Ein kleiner Wasserfall entsprang von hohen, seltsam geformten Felsen und tauchte in einem Nebel aus kleinen Wassertropfen in einen Teich, der so klar war, dass er aussah, wie flüssiges Glas. „Oh meine Güte...", hauchte Louis und blieb stehen. Kleine Vögel schwirrten zwischen glockenartigen Blüten herum und ein Schmetterling von enormer Größe, flatterte durch Louis Blickfeld. „Das ist so wunderschön. Das musst du auch zugeben, oder Harry?", erwartungsvoll drehte er sich zu dem großen Mann um und durfte erfreut feststellen, dass auch ihn diese Schönheit ergriff. „Unglaublich.
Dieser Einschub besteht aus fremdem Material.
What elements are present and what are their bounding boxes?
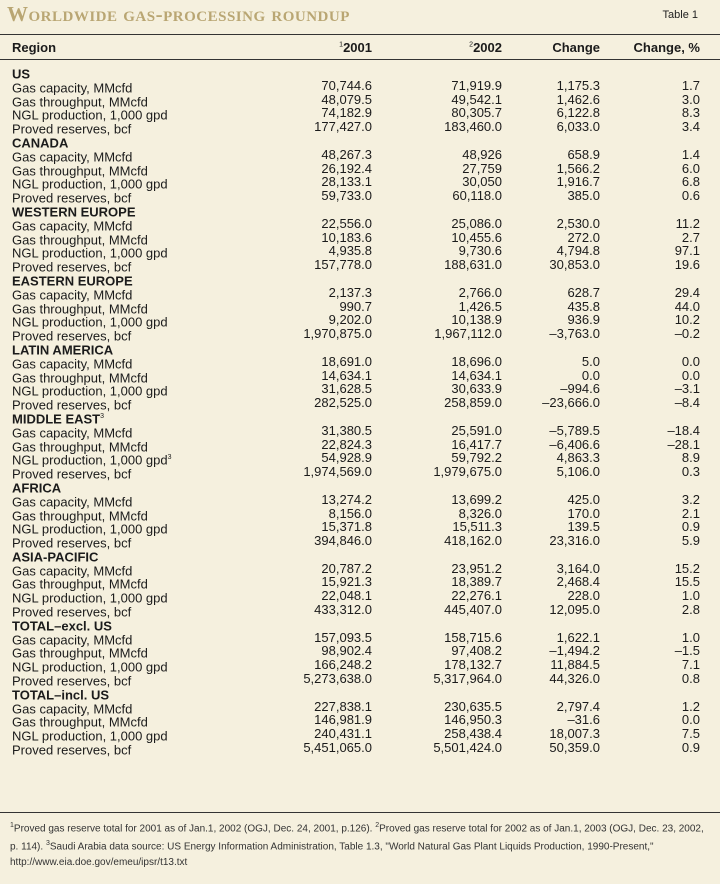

Sowas habe ich noch nie gesehen", sagte Harry leise und folgte mit den Augen ebenfalls dem Schmetterling. „Die Natur ist wohl doch nicht so uninteressant, wie du gedacht hast", grinste Louis, doch Harry packte Louis am Hemd und zerrte ihn rasch hinunter auf den Boden. „Was?" - „Dort hinten habe ich einen Schatten gesehen. Einen großen Schatten", sagte Harry leise und heftete die Augen auf ein Gebüsch auf der anderen Seite des Teiches. Auch Louis sah dorthin und in dem Augenblick schoben sich die Blätter auseinander. 
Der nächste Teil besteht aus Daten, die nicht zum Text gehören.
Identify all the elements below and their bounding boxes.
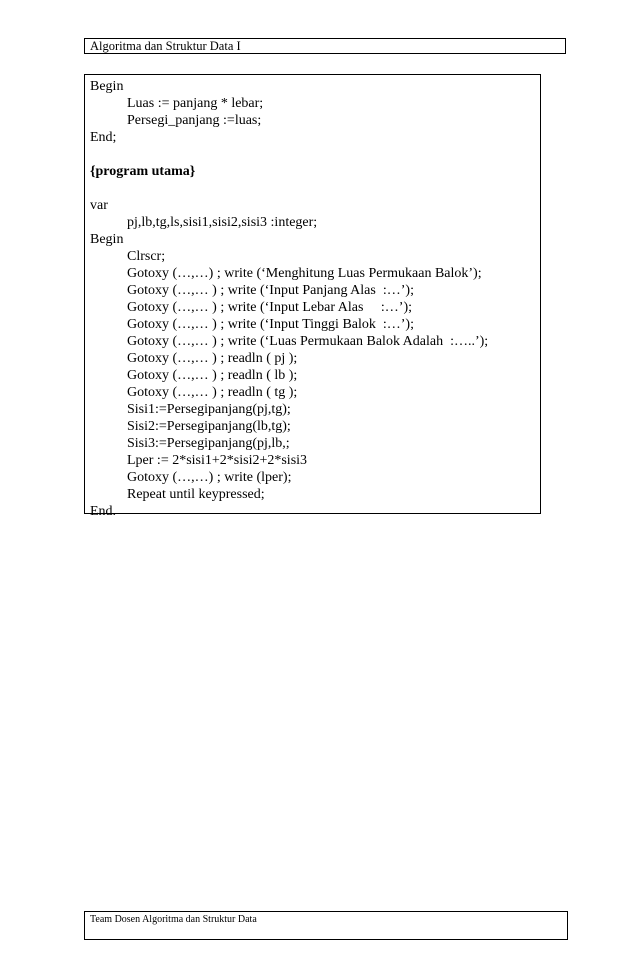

Ein Affe kam ans Ufer heran, beugte sich zur Oberfläche hin und trank das klare Wasser. Ein solches Tier hatte Louis bisher nur in Büchern gesehen und Harry wusste nicht, dass es solche Wesen überhaupt gab. „Ist es gefährlich?", hauchte er und seine Hand umschloss den Griff des Gewehrs. „Nein, nicht wenn wir es in Ruhe lassen. Lass uns einfach beobachten." Es war ein kleiner Affe und wenn Louis sich richtig erinnerte, war es ein Gorilla aus der Familie der Hominidae. Das Tier trank eine Weile, drehte sich dann bedächtig wieder um und verschwand im Gebüsch. „Wenn wir sowas mitbringen könnten, wäre das eine Sensation, meinst du nicht?", schlug Harry vor und Louis schüttelte den Kopf: „Ich bin hier wegen der Pflanzenwelt. Lass das Tier sein Leben weiterleben."

Sie sahen keine weiteren Tiere an diesem Vormittag am Teich und Louis brachte Stunden damit zu, einzelne Blätter zu zeichnen, zu pflücken und deren Wachstum zu beobachten. Er untersuchte die Umgebung und entdeckte eine kleine Höhle hinter dem Wasserfall.

Er selbst wurde unterdessen von Harry nicht aus den Augen gelassen, der auf einem Felsen saß und die Umgebung ständig absuchte, den Finger am Abzug des Gewehrs, auf alles vorbereitet. Doch der Tag war friedlich und als es zwischen den Bäumen langsam dunkler wurde, drängte er Louis zum Aufbruch. „Ich bin aber noch nicht fertig." - „Das ist mir gleich", entgegnete Harry und zog seine Taschenuhr aus der Hosentasche. Wir haben schon neun Stunden hier zugebracht und der Rückweg dauert auch noch an. Bitte, ich will mich hier nicht verlaufen. Wenn du möchtest, können wir gerne einen Umweg machen, damit du noch andere Pflanzen sehen kannst."

Damit war Louis einverstanden und so brachen sie auf.